By chance, the very next thing that I picked up was Barbara Ehrenreich's Bait and Switch: The (Futile) Pursuit of the American Dream, a book that has languished in my pile for a disgraceful stretch of months. One of the very first things that Ms Ehrenreich has to do in the job hunt that forms the book's narrative spine is to take a Myers-Briggs text. This, she finds,

is marginally craftier than the [Wagner Enneagram Personality Style Scales], in that I am not asked simply to choose the attributes that fit me, but am given somewhat more roundabout questions, such as "Do you usually get along better with (A) imaginative people, or (B) realistic people?" Once again, the only sensible approach is a random one. Do I usually show my feelings freely or keep my feelings to myself? Hmm, depends on how socially acceptable those feelings might be. If it's a desire to inflict grievous bodily harm on some person currently in my presence - well, no. When I go somewhere for the day, would I rather plan what I will do and when, or "just go"? Again, it's somewhat different for a court appearance than for a trip to the mall. I race through the test with the mad determination of a monkey that's been given a typewriter and assigned to generate Shakespeare's oeuvre, hoping that some passably coherent individual emerges.
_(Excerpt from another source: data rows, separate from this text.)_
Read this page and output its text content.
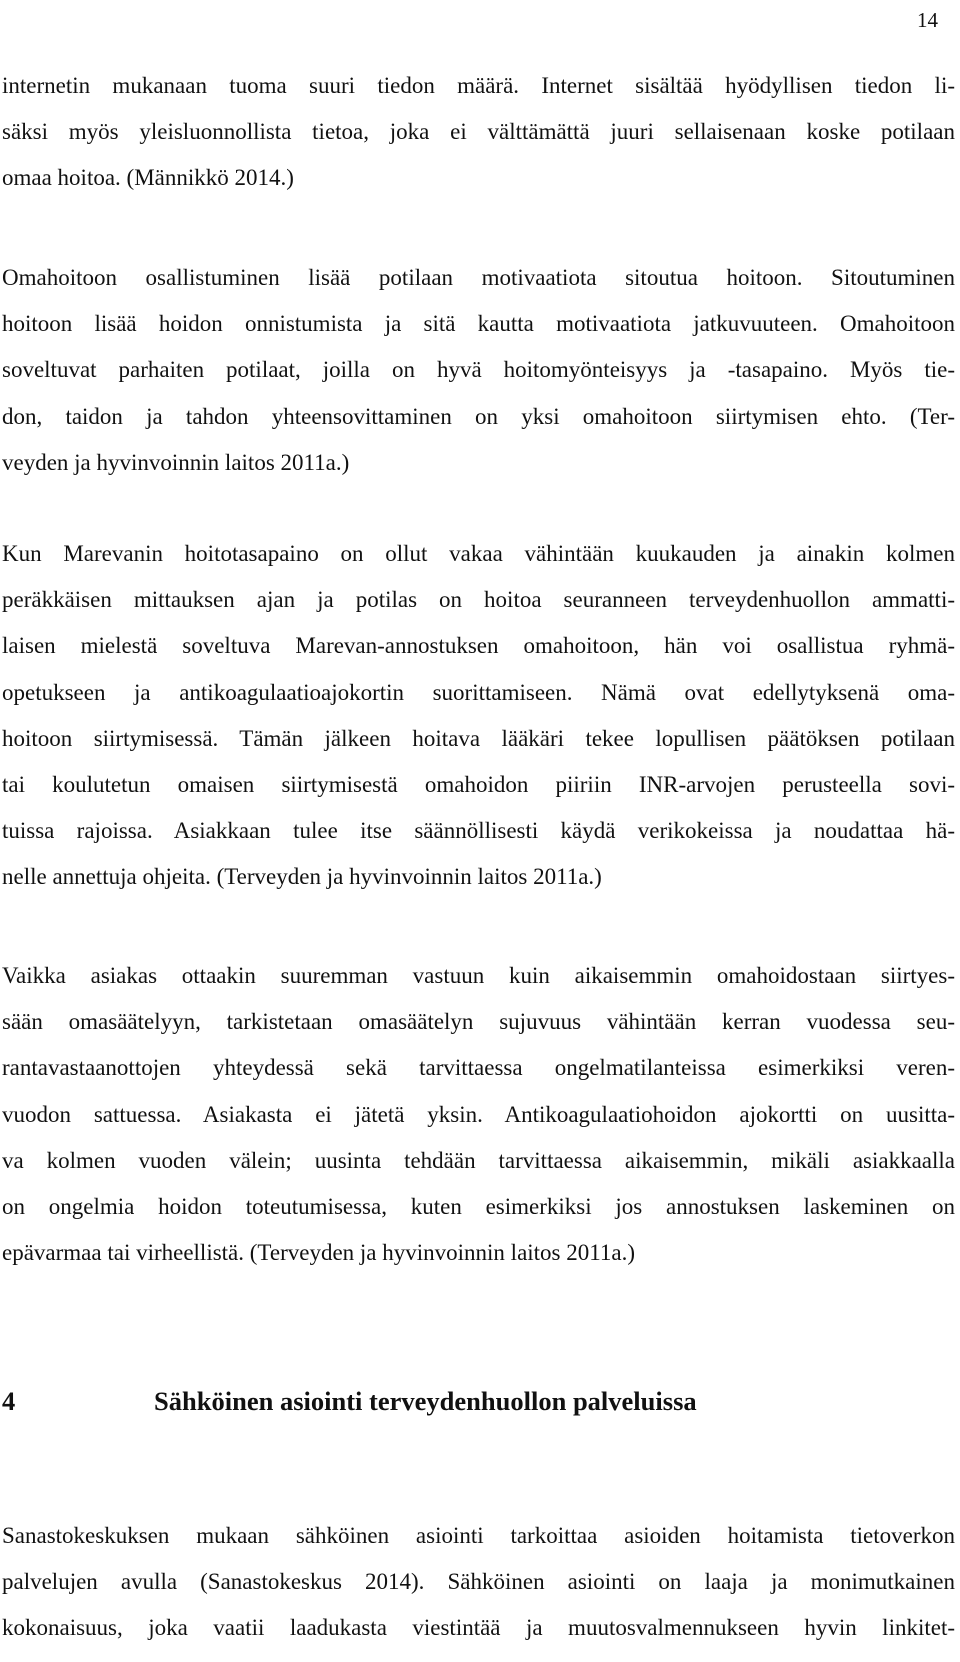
14
internetin mukanaan tuoma suuri tiedon määrä. Internet sisältää hyödyllisen tiedon li-
säksi myös yleisluonnollista tietoa, joka ei välttämättä juuri sellaisenaan koske potilaan
omaa hoitoa. (Männikkö 2014.)
Omahoitoon osallistuminen lisää potilaan motivaatiota sitoutua hoitoon. Sitoutuminen
hoitoon lisää hoidon onnistumista ja sitä kautta motivaatiota jatkuvuuteen. Omahoitoon
soveltuvat parhaiten potilaat, joilla on hyvä hoitomyönteisyys ja -tasapaino. Myös tie-
don, taidon ja tahdon yhteensovittaminen on yksi omahoitoon siirtymisen ehto. (Ter-
veyden ja hyvinvoinnin laitos 2011a.)
Kun Marevanin hoitotasapaino on ollut vakaa vähintään kuukauden ja ainakin kolmen
peräkkäisen mittauksen ajan ja potilas on hoitoa seuranneen terveydenhuollon ammatti-
laisen mielestä soveltuva Marevan-annostuksen omahoitoon, hän voi osallistua ryhmä-
opetukseen ja antikoagulaatioajokortin suorittamiseen. Nämä ovat edellytyksenä oma-
hoitoon siirtymisessä. Tämän jälkeen hoitava lääkäri tekee lopullisen päätöksen potilaan
tai koulutetun omaisen siirtymisestä omahoidon piiriin INR-arvojen perusteella sovi-
tuissa rajoissa. Asiakkaan tulee itse säännöllisesti käydä verikokeissa ja noudattaa hä-
nelle annettuja ohjeita. (Terveyden ja hyvinvoinnin laitos 2011a.)
Vaikka asiakas ottaakin suuremman vastuun kuin aikaisemmin omahoidostaan siirtyes-
sään omasäätelyyn, tarkistetaan omasäätelyn sujuvuus vähintään kerran vuodessa seu-
rantavastaanottojen yhteydessä sekä tarvittaessa ongelmatilanteissa esimerkiksi veren-
vuodon sattuessa. Asiakasta ei jätetä yksin. Antikoagulaatiohoidon ajokortti on uusitta-
va kolmen vuoden välein; uusinta tehdään tarvittaessa aikaisemmin, mikäli asiakkaalla
on ongelmia hoidon toteutumisessa, kuten esimerkiksi jos annostuksen laskeminen on
epävarmaa tai virheellistä. (Terveyden ja hyvinvoinnin laitos 2011a.)
4	Sähköinen asiointi terveydenhuollon palveluissa
Sanastokeskuksen mukaan sähköinen asiointi tarkoittaa asioiden hoitamista tietoverkon
palvelujen avulla (Sanastokeskus 2014). Sähköinen asiointi on laaja ja monimutkainen
kokonaisuus, joka vaatii laadukasta viestintää ja muutosvalmennukseen hyvin linkitet-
Having fiddled with the MBTI myself, I conclude that its predictive force will increase as the subject approaches language strictly as a utility. Such people are unlikely to be faced with Ms Ehrenreich's dilemmas; they'll see "going somewhere for the day" as a spot of vacation, and they'll have no trouble writing off "imaginative" people as unrealistic. For more nuanced individuals - writers especially, perhaps - the test is all good for only one thing: identifying abnormal constitutions. At the beginnin of her piece, Ms Gottlieb is told by Neil Clark Warren, MD, head of eHarmony.com, that his service has been unable to provide her with any matches because

You're too bright. You're too thoughtful. The biggest thing you've got to do when you're gifted like you are is to be patient.

Thanks, doc.

I don't mean to badmouth online dating services. I don't happen to know anybody who has actually found love, long-term or otherwise, through such a service, but then I don't get around much, and most of my friends are, well, like Ms Gottlieb. But Chemistry and eHarmony seem to operate on premises just as phoney as the hurdles in Ms Ehrenreich's fruitless search for a PR job. The point of tests like the MBTI is to weed out the oddballs. If corporations are less inclined than ever to leave this weeding to prospective employees themselves - Ms Ehrenreich notes that more and more large companies are running credit checks, which sounds like a great way to keep the unemployed unemployed - then the dating services probably aren't too far behind. eHarmony's Galen Buckwalter notes, "I don't think we'll be relying on self-report twenty years from now." What's that supposed to mean? In the end, a would-be suitor at Match.com is no different from a Human Resources staffer: both are in the market for a desirable commodity but hamstrung by incurious caution. Both appear to assume that there isn't enough time to get to know anyone the old-fashioned way.